Blueberry Gelato
Blueberry Gelato
- Plain Base (Recipe below)
- 3 cups fresh blueberries
- 1/4 cup sugar
- 2 T. fresh lemon juice
Plain Base
- 2 cups whole milk
- 1 cup heavy whipping cream
- 4 large egg yolks
- 2⁄3 cup sugar
Blueberry Gelato
- Make the plain base and chill as directed.
- Place the blueberries in a medium saucepan. Sprinkle with the sugar, then add the lemon juice; toss until the sugar is dissolved and the blueberries are well coated. Let sit for 30 minutes, stirring occasionally.
- Place the pan of blueberries over medium low heat and cook until the blueberries pop and soften completely and the syrup just starts to thicken, about 10 minutes. Remove from the heat and let cool to room temperature. Transfer to a container, cover, and refrigerate until cold, at least 2 hours. (Blueberries may be prepared a day ahead)

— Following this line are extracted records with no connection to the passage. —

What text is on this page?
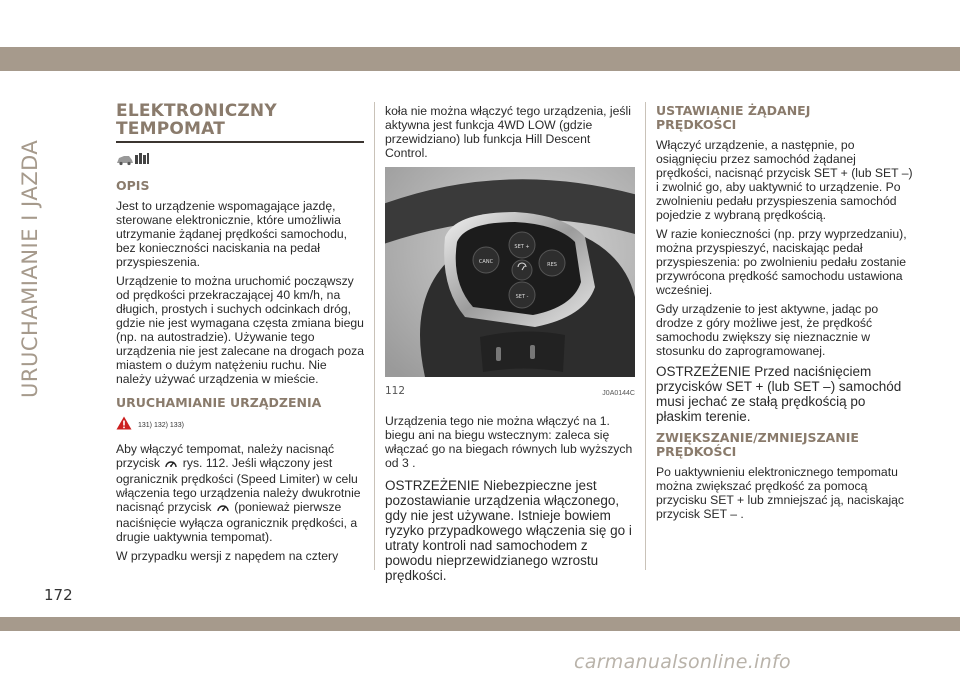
URUCHAMIANIE I JAZDA
ELEKTRONICZNY
TEMPOMAT
OPIS
Jest to urządzenie wspomagające jazdę, sterowane elektronicznie, które umożliwia utrzymanie żądanej prędkości samochodu, bez konieczności naciskania na pedał przyspieszenia.
Urządzenie to można uruchomić począwszy od prędkości przekraczającej 40 km/h, na długich, prostych i suchych odcinkach dróg, gdzie nie jest wymagana częsta zmiana biegu (np. na autostradzie). Używanie tego urządzenia nie jest zalecane na drogach poza miastem o dużym natężeniu ruchu. Nie należy używać urządzenia w mieście.
URUCHAMIANIE URZĄDZENIA
131) 132) 133)
Aby włączyć tempomat, należy nacisnąć przycisk rys. 112. Jeśli włączony jest ogranicznik prędkości (Speed Limiter) w celu włączenia tego urządzenia należy dwukrotnie nacisnąć przycisk (ponieważ pierwsze naciśnięcie wyłącza ogranicznik prędkości, a drugie uaktywnia tempomat).
W przypadku wersji z napędem na cztery
koła nie można włączyć tego urządzenia, jeśli aktywna jest funkcja 4WD LOW (gdzie przewidziano) lub funkcja Hill Descent Control.
CANC
SET +
RES
SET -
112	J0A0144C
Urządzenia tego nie można włączyć na 1. biegu ani na biegu wstecznym: zaleca się włączać go na biegach równych lub wyższych od 3 .
OSTRZEŻENIE Niebezpieczne jest pozostawianie urządzenia włączonego, gdy nie jest używane. Istnieje bowiem ryzyko przypadkowego włączenia się go i utraty kontroli nad samochodem z powodu nieprzewidzianego wzrostu prędkości.
USTAWIANIE ŻĄDANEJ PRĘDKOŚCI
Włączyć urządzenie, a następnie, po osiągnięciu przez samochód żądanej prędkości, nacisnąć przycisk SET + (lub SET –) i zwolnić go, aby uaktywnić to urządzenie. Po zwolnieniu pedału przyspieszenia samochód pojedzie z wybraną prędkością.
W razie konieczności (np. przy wyprzedzaniu), można przyspieszyć, naciskając pedał przyspieszenia: po zwolnieniu pedału zostanie przywrócona prędkość samochodu ustawiona wcześniej.
Gdy urządzenie to jest aktywne, jadąc po drodze z góry możliwe jest, że prędkość samochodu zwiększy się nieznacznie w stosunku do zaprogramowanej.
OSTRZEŻENIE Przed naciśnięciem przycisków SET + (lub SET –) samochód musi jechać ze stałą prędkością po płaskim terenie.
ZWIĘKSZANIE/ZMNIEJSZANIE PRĘDKOŚCI
Po uaktywnieniu elektronicznego tempomatu można zwiększać prędkość za pomocą przycisku SET + lub zmniejszać ją, naciskając przycisk SET – .
172
carmanualsonline.info
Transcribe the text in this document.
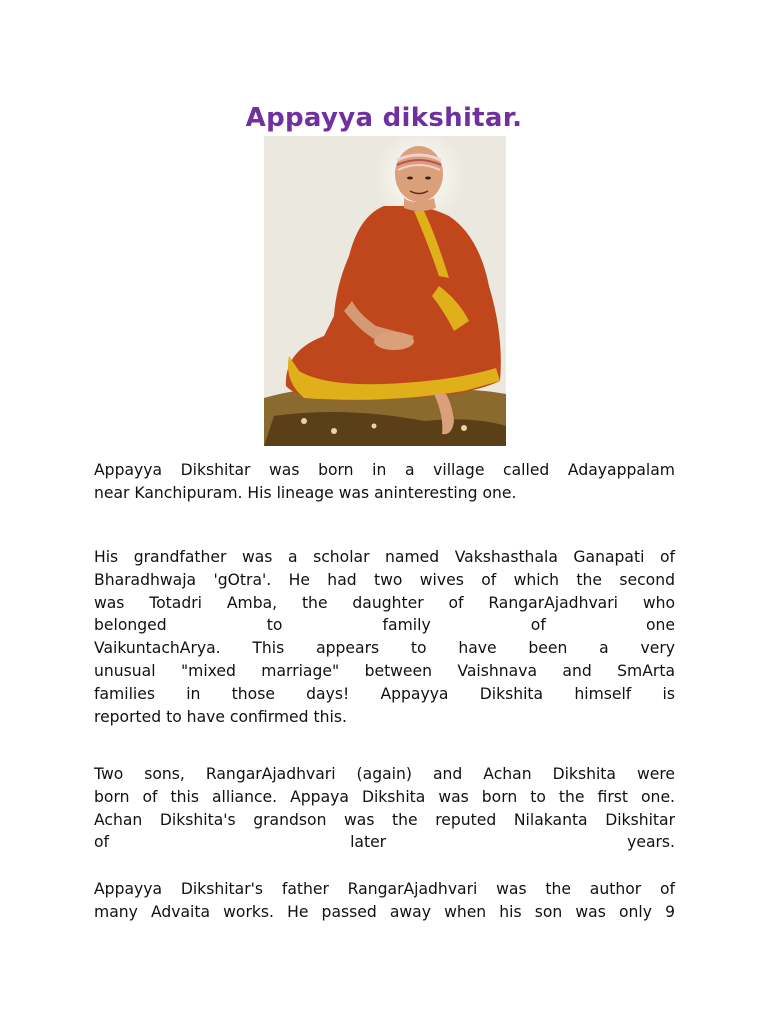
Appayya dikshitar.
Appayya Dikshitar was born in a village called Adayappalam
near Kanchipuram. His lineage was aninteresting one.
His grandfather was a scholar named Vakshasthala Ganapati of
Bharadhwaja 'gOtra'. He had two wives of which the second
was Totadri Amba, the daughter of RangarAjadhvari who
belonged to family of one
VaikuntachArya. This appears to have been a very
unusual "mixed marriage" between Vaishnava and SmArta
families in those days! Appayya Dikshita himself is
reported to have confirmed this.
Two sons, RangarAjadhvari (again) and Achan Dikshita were
born of this alliance. Appaya Dikshita was born to the first one.
Achan Dikshita's grandson was the reputed Nilakanta Dikshitar
of later years.
Appayya Dikshitar's father RangarAjadhvari was the author of
many Advaita works. He passed away when his son was only 9
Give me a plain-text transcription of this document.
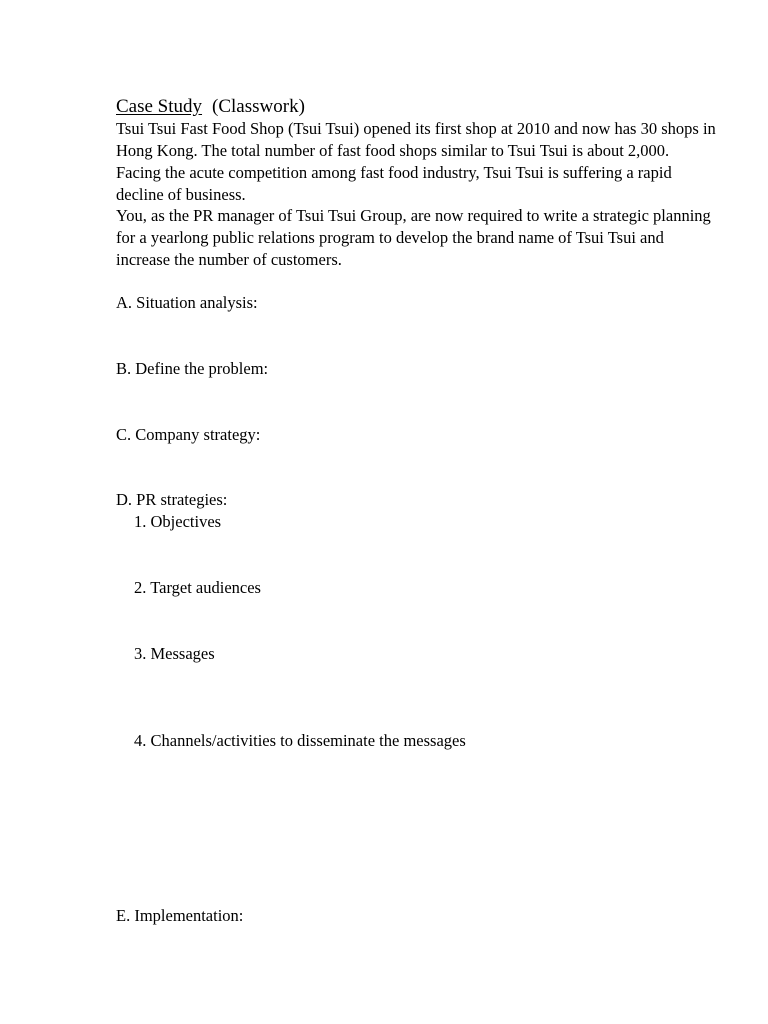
Case Study (Classwork)

Tsui Tsui Fast Food Shop (Tsui Tsui) opened its first shop at 2010 and now has 30 shops in Hong Kong. The total number of fast food shops similar to Tsui Tsui is about 2,000. Facing the acute competition among fast food industry, Tsui Tsui is suffering a rapid decline of business.

You, as the PR manager of Tsui Tsui Group, are now required to write a strategic planning for a yearlong public relations program to develop the brand name of Tsui Tsui and increase the number of customers.

A. Situation analysis:
B. Define the problem:
C. Company strategy:
D. PR strategies:
1. Objectives
2. Target audiences
3. Messages
4. Channels/activities to disseminate the messages
E. Implementation:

- Place the blueberries in a blender or food processor, add half of the base, and blend until fully incorporated. Whisk into the remaining base. Pour the mixture into the container of an ice cream machine and churn according to the manufacturer's instructions. Transfer to an airtight container and freeze for at least 2 hours before serving.
Plain Base
- In a heavy-bottom saucepan, combine milk and cream. Place over medium-low heat and cook, stirring occasionally so a skin doesn't form, until tiny bubbles start to form around the edges and mixture reaches a temperature of 170 degrees.
- Meanwhile, in a medium heat-proof bowl, whisk egg yolks until smooth. Gradually whisk in sugar until it is well incorporated and the mixture is thick and pale yellow. Temper egg yolks by very slowly pouring in hot milk mixture while whisking continuously. Return custard to saucepan and place over low heat. Cook, stirring frequently with a wooden spoon, until custard is thick enough to coat the back of the spoon and it reaches a temperature of 185 degrees. Do not bring to a boil.
- Pour mixture through a fine-mesh strainer into a clean bowl and let cool to room temperature, stirring every 5 minutes or so. To cool custard quickly, make an ice bath by filling a large bowl with ice and water and placing the bowl with the custard in it; stir custard until cooled. Once completely cooled, cover and refrigerate until very cold, at least 4 hours or overnight.